Enter Nevada Sens. Catherine Cortez Masto and Jacky Rosen, both Democrats. A few weeks back, they announced their intention to form a panel to vet potential federal judicial nominees from Nevada. The goal, they said, was to ensure the state had federal judges who “are qualified, independent and selected through a nonpartisan process.” A noble goal, although a cynic might see it as an attempt by two minority members to preserve a modicum of their power to influence the current administration’s judicial selections.

At any rate, the plan was well-received. Carl Tobias, a former UNLV law professor now teaching at the University of Richmond, called it a “great idea. A lot of other senators in both parties from other states have done that.”

On Sunday, the duo announced the makeup of the panel and — lo and behold — several of the 10 participants have Democratic ties.

The two biggest names are Frankie Sue Del Papa, a former Democratic Nevada attorney general, and Barbara Buckley, who served as a Democratic lawmaker in Carson City for 17 years, the last four as Assembly speaker. Also on board is William Maupin, a former chief justice of the state Supreme Court who was first appointed to the bench by a Democratic governor, and Matthew Sharp, an attorney from Reno who has been active in trial bar politics. Other members of the commission include Zelalem Bogale, an attorney for the university system and a registered Democrat, and Marisa Rodriguez, president of the Latino Bar Association of Las Vegas.

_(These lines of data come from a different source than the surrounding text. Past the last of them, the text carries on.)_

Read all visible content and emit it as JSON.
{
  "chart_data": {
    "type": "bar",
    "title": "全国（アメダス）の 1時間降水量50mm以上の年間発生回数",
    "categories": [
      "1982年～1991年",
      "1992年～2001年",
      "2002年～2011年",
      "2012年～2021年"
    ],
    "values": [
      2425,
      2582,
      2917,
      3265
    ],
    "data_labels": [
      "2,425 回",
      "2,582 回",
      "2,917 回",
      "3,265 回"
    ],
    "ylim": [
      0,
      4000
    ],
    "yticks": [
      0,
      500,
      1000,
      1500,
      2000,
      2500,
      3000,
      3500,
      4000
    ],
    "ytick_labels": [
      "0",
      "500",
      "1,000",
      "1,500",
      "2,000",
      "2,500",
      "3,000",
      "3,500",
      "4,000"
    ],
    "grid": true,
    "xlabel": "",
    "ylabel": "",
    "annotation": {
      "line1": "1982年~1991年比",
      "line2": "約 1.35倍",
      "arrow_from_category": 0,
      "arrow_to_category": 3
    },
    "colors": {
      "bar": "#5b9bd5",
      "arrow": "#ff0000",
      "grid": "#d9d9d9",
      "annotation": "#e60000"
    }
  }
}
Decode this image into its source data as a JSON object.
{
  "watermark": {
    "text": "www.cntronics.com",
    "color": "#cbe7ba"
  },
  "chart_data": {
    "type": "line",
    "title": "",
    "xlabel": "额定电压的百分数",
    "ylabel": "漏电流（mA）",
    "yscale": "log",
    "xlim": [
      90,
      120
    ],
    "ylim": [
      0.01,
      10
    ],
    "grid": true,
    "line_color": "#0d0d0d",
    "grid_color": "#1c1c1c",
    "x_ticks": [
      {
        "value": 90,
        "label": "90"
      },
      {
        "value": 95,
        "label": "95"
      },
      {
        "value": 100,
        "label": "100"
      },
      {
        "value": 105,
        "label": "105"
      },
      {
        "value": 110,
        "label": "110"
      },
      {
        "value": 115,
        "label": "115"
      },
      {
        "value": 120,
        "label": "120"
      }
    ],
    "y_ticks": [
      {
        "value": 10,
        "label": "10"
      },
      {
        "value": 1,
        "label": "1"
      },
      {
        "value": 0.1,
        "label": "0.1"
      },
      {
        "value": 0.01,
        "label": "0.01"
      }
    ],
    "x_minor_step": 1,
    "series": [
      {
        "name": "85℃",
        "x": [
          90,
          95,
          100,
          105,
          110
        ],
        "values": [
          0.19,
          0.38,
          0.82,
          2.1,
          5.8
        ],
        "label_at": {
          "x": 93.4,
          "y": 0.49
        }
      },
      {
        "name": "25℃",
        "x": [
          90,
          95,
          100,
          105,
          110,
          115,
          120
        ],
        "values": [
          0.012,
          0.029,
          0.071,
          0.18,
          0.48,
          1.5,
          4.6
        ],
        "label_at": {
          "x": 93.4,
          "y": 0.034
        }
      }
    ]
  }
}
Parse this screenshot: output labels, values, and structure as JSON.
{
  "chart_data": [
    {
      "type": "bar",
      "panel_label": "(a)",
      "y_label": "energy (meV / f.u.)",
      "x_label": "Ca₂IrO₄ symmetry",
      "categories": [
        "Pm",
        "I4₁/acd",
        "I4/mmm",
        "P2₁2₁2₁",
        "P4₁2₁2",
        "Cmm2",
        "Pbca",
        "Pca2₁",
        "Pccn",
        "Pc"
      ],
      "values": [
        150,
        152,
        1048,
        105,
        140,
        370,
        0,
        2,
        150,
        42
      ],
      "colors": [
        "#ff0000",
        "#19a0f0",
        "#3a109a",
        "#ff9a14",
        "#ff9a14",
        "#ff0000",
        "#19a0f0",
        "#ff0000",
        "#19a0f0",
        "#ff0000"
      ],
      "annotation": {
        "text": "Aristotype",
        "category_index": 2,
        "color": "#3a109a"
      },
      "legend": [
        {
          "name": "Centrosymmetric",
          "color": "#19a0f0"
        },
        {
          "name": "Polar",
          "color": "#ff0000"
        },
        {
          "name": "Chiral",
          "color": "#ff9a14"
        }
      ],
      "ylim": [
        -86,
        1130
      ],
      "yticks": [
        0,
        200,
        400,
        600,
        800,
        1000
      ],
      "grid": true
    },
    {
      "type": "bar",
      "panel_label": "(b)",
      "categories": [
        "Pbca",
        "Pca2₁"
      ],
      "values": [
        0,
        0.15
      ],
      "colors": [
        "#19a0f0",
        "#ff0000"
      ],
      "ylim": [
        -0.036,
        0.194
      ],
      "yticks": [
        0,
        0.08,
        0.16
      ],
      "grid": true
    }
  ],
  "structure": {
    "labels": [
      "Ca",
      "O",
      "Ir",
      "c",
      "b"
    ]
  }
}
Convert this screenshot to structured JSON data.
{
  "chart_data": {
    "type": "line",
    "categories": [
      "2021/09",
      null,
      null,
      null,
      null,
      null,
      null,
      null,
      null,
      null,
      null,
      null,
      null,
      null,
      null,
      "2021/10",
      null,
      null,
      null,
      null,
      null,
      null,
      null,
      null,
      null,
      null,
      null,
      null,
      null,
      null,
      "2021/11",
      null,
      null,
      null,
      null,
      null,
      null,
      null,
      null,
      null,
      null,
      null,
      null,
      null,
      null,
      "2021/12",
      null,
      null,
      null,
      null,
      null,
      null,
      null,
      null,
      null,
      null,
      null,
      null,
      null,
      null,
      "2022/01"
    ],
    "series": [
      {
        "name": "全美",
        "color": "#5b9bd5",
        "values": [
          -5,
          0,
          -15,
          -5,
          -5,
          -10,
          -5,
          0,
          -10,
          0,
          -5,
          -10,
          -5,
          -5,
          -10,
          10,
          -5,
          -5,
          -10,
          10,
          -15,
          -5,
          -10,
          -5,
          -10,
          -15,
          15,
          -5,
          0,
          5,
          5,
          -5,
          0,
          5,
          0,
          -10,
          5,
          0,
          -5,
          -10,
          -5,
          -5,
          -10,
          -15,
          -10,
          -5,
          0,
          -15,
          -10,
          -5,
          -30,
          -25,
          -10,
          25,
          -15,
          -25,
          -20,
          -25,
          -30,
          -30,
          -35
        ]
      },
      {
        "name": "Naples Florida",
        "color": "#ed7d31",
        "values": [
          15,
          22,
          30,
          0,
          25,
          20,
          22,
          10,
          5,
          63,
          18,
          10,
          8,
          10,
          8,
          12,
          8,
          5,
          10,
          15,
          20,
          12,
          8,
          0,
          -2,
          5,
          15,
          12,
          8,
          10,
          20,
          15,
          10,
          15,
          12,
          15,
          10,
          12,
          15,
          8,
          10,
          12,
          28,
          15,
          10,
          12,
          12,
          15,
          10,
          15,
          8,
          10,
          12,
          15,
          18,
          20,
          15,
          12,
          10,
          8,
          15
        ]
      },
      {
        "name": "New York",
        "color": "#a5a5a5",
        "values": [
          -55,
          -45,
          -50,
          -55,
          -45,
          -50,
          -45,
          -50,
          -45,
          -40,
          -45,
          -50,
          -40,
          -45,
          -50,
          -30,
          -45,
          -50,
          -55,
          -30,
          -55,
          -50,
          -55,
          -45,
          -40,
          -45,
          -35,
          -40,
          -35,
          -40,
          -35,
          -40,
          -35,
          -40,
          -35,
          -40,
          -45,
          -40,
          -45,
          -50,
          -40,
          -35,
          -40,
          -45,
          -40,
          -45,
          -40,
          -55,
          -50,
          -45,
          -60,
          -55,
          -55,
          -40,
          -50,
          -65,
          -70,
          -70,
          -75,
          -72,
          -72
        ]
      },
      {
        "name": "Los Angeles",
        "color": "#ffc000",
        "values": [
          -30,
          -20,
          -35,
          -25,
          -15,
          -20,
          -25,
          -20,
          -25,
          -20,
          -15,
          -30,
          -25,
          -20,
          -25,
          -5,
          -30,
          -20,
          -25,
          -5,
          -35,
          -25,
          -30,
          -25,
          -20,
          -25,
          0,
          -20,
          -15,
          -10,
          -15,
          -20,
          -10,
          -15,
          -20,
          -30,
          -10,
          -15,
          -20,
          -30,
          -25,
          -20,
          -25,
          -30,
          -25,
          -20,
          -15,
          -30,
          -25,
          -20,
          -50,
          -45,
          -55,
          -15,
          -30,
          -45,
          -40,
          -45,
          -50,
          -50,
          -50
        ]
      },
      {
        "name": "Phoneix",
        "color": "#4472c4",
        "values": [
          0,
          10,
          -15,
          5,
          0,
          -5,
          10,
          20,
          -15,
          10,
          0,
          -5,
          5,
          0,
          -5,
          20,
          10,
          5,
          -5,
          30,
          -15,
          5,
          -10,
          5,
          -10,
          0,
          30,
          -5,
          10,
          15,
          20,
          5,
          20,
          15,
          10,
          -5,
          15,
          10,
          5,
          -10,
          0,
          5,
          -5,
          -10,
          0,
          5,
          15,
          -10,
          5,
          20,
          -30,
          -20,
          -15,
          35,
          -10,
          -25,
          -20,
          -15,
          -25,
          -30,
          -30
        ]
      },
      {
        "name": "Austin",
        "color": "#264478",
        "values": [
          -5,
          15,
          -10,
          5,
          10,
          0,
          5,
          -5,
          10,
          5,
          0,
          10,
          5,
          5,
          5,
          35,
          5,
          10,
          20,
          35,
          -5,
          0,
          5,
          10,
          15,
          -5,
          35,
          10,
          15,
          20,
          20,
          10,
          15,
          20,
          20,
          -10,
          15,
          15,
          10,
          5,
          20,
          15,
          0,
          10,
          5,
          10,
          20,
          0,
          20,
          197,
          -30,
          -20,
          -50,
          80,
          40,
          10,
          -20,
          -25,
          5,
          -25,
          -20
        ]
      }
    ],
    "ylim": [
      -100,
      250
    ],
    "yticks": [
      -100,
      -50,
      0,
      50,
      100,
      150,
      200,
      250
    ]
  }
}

All of these people may be qualified for the task at hand. But if Sens. Cortez Masto and Rosen believe they’re creating a “nonpartisan process,” perhaps they might want to double-check the meaning of the word. In fact, the two senators have largely answered the question of whether an independent panel will actually depoliticize the process or simply distill and synthesize the inherent politics involved.